Der Senat vermochte sich daher aufgrund der durchgeführten Beweisaufnahme unter Berücksichtigung der Gesamtumstände letztlich nicht davon zu überzeugen, dass der vom Beklagten behauptete Vergleich durch entsprechende übereinstimmende Willenserklärungen zwischen den Parteien zustande gekommen ist.
2. In Höhe des am 18.01.2016 überwiesenen Betrages von 4.825 € haben die Parteien die Hauptsache im Termin vom 03.08.2016 übereinstimmend für erledigt erklärt (Bl. 97 d. A.). In der Hauptsache ist daher noch der mit der Berufung angegriffene Zahlungsbetrag von 1.720 € zur Zahlung offen, hinsichtlich dessen die Berufung wie dargelegt zurückzuweisen war.

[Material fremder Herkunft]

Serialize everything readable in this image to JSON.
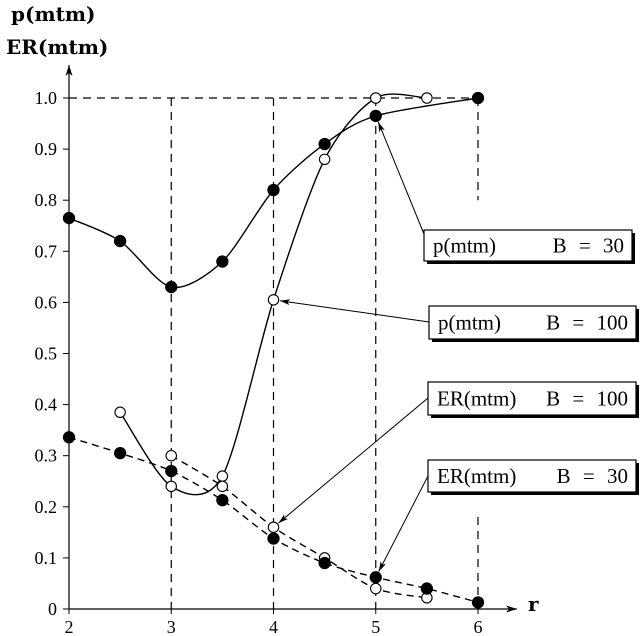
{
  "chart_data": {
    "type": "line",
    "xlabel": "r",
    "ylabel": [
      "p(mtm)",
      "ER(mtm)"
    ],
    "xlim": [
      2,
      6
    ],
    "ylim": [
      0,
      1.0
    ],
    "xticks": [
      2,
      3,
      4,
      5,
      6
    ],
    "xtick_labels": [
      "2",
      "3",
      "4",
      "5",
      "6"
    ],
    "yticks": [
      0,
      0.1,
      0.2,
      0.3,
      0.4,
      0.5,
      0.6,
      0.7,
      0.8,
      0.9,
      1.0
    ],
    "ytick_labels": [
      "0",
      "0.1",
      "0.2",
      "0.3",
      "0.4",
      "0.5",
      "0.6",
      "0.7",
      "0.8",
      "0.9",
      "1.0"
    ],
    "grid": false,
    "reference_lines": {
      "x": [
        3,
        4,
        5,
        6
      ],
      "y": [
        1.0
      ]
    },
    "series": [
      {
        "quantity": "p(mtm)",
        "param": "B = 30",
        "marker_filled": true,
        "dashed": false,
        "x": [
          2,
          2.5,
          3,
          3.5,
          4,
          4.5,
          5,
          6
        ],
        "y": [
          0.765,
          0.72,
          0.63,
          0.68,
          0.82,
          0.91,
          0.965,
          1.0
        ]
      },
      {
        "quantity": "p(mtm)",
        "param": "B = 100",
        "marker_filled": false,
        "dashed": false,
        "x": [
          2.5,
          3,
          3.5,
          4,
          4.5,
          5,
          5.5
        ],
        "y": [
          0.385,
          0.24,
          0.26,
          0.605,
          0.88,
          1.0,
          1.0
        ]
      },
      {
        "quantity": "ER(mtm)",
        "param": "B = 100",
        "marker_filled": false,
        "dashed": true,
        "x": [
          3,
          3.5,
          4,
          4.5,
          5,
          5.5
        ],
        "y": [
          0.3,
          0.24,
          0.16,
          0.1,
          0.04,
          0.022
        ]
      },
      {
        "quantity": "ER(mtm)",
        "param": "B = 30",
        "marker_filled": true,
        "dashed": true,
        "x": [
          2,
          2.5,
          3,
          3.5,
          4,
          4.5,
          5,
          5.5,
          6
        ],
        "y": [
          0.336,
          0.305,
          0.27,
          0.213,
          0.138,
          0.09,
          0.062,
          0.04,
          0.013
        ]
      }
    ]
  }
}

III. Die Kostenentscheidung beruht auf § 97 Abs. 1 ZPO, die Entscheidung über die vorläufige auf § 708 Nr. 10, § 713 ZPO.
Die Revision ist nicht zuzulassen. Die Voraussetzungen dafür liegen nicht vor (§ 543 Abs. 2 ZPO). Die Rechtssache hat keine grundsätzliche Bedeutung. Auch die Fortbildung des Rechts oder die Sicherung einer einheitlichen Rechtsprechung erfordern keine Entscheidung des Revisionsgerichts.
Die Festsetzung des Streitwerts folgt aus § 47 GKG, § 3 ZPO.